Details on study design:

- Duration of observation period following administration: 15 days
- Frequency of observations for mortality and clinical symptoms: 4-times on first day, afterwards once daily
- Frequency of weighing: On first day, day 8 and day 15
- Necropsy of survivors performed: yes, all animals were sacrified and subjected to gross pathology

Sex:

male/female

Dose descriptor:

LD50

Effect level:

> 2 000 mg/kg bw

Based on:

test mat.

Remarks on result:

other: None of the treated animals died. No clinical signs were observed.

Mortality:

No animal died.

Clinical signs:

other: No clinical signs were observed.

Gross pathology:

No macroscopic findings were observed at necropsy.

 

Body weight of male and female rats after single dermal treatment with 2000 mg/kg bw of test article

Body weight in grams:
Sex	Animal No.	Day of treatment	Day 8	Day 15
male	1	252.8	276.6	310.9
	2	246.8	260.8	284.6
	3	232.8	251.5	269.3
	4	253.4	270.9	298.4
	5	234.7	246.7	266.4
female	6	210.3	218.3	223.9
	7	202.7	203.1	212.3
	8	211.5	215.7	227.7
	9	223.7	223.5	234.7
	10	205.7	208.3	214.7

Interpretation of results:

GHS criteria not met

Endpoint conclusion

Endpoint conclusion:

no adverse effect observed

Dose descriptor:

LD50

Value:

2 000 mg/kg bw

Additional information

Acute oral toxicity

An acute pre-GLP toxicity study was performed with Sprague Dawley rats to assess the toxic potential of the test substance after single oral ingestion. In a pilot study the test item was administered once orally via gavage to groups of 4 young adult rats (2 male, 2 female) at dose levels of 2.5, 5 and 10 ml/kg. At the highest dose level 50% mortality was observed. No deaths occurred in rats treated with 2.5 and 5ml/kg.

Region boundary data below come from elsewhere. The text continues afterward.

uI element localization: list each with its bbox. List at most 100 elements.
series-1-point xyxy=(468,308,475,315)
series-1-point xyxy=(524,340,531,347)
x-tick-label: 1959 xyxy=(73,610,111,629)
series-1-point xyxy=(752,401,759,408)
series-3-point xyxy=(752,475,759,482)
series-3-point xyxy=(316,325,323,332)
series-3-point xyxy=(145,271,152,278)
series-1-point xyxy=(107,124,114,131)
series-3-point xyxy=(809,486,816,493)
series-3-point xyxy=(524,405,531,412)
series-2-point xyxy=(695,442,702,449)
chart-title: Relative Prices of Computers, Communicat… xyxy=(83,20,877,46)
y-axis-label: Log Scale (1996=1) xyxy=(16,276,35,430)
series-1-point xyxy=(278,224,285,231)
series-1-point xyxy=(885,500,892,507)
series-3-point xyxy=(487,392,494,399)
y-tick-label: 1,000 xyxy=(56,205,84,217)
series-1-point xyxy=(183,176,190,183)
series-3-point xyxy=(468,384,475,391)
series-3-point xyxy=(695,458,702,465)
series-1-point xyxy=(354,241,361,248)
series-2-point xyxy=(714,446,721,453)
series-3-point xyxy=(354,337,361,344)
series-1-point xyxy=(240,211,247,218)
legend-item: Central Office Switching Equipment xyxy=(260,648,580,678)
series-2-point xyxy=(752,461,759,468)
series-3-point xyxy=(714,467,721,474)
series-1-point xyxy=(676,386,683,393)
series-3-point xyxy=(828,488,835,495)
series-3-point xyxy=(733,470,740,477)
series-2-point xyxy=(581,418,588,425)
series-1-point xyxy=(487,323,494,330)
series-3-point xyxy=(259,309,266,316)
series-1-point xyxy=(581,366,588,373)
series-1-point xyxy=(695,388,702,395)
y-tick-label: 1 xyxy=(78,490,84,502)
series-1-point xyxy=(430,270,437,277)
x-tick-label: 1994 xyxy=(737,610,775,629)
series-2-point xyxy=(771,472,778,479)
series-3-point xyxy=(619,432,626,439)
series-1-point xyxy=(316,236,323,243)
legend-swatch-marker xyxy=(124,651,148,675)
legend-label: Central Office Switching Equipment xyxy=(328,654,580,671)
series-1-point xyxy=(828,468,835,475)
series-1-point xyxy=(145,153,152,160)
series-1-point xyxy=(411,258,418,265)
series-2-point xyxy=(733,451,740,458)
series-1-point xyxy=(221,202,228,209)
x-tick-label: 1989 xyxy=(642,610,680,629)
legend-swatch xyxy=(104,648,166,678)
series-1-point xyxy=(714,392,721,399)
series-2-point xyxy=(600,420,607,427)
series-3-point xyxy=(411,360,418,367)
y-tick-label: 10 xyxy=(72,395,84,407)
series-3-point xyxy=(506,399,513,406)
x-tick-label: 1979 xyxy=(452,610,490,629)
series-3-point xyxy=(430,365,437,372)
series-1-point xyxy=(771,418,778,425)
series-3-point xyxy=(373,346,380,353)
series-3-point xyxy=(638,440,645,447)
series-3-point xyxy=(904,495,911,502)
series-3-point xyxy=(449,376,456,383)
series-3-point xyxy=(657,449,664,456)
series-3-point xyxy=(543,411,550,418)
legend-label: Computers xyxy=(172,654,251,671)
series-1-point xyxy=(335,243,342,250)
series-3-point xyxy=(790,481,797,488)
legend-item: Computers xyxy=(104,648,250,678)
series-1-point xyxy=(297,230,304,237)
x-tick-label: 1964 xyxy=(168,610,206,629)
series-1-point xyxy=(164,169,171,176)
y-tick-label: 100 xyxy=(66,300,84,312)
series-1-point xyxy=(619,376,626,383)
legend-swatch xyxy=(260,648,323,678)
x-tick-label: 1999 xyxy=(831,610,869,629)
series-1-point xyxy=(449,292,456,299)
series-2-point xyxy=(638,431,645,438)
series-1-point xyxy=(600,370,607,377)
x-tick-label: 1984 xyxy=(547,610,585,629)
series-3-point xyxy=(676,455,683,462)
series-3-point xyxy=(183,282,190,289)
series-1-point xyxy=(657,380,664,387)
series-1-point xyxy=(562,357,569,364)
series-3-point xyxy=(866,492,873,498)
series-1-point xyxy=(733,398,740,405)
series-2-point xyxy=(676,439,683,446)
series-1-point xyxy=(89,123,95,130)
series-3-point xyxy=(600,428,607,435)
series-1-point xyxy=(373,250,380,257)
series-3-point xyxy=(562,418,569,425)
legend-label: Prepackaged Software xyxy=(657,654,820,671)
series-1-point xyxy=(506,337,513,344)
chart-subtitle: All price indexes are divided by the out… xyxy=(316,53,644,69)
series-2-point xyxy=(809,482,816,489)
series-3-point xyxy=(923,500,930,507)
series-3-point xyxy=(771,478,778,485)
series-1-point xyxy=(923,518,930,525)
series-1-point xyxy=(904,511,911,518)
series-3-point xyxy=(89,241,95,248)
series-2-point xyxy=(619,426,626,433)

The following main study was performed with a group of 10 young adult rats (5 female, 5 male) at a dose level of 5 ml/kg; no mortalities and no clinical signs were reported. Based on this result, the test article is considered to be practically non toxic after a single oral ingestion and the LD50 is estimated to exceed 5000 mL/kg. Considering the density of the test substance the adjusted LD50 value is greater than 5000 mg/kg body weight.

Acute dermal toxicity

Acute dermal toxicity data is taken from a structural analogue (see attached read across justification). Here, a group of five male and five female Hanlbm: WIST (SPF) rats was treated at 2000 mg/kg bw by dermal application. The test article was applied undiluted. The animals were examined for clinical signs four times during day 1 and once daily during days 2-15. Mortality was recorded together with clinical signs at the same time intervals. Body weights were recorded on day 1 prior to administration and on days 8 and 15. All animals were necropsied and examined macroscopically. No deaths occurred during the study. No clinical signs were observed during the observation period. The body weight of the animals was within the range commonly recorded for this strain and age.

Acute inhalation toxicity

no data available

Justification for classification or non-classification

Classification, Labeling, and Packaging Regulation (EC) No. 1272/2008

The available experimental test data are reliable and suitable for the purpose of classification under Regulation (EC) No.1272/2008. Based on the data, classification for acute toxicity is not warranted under Regulation (EC) No.1272/2008.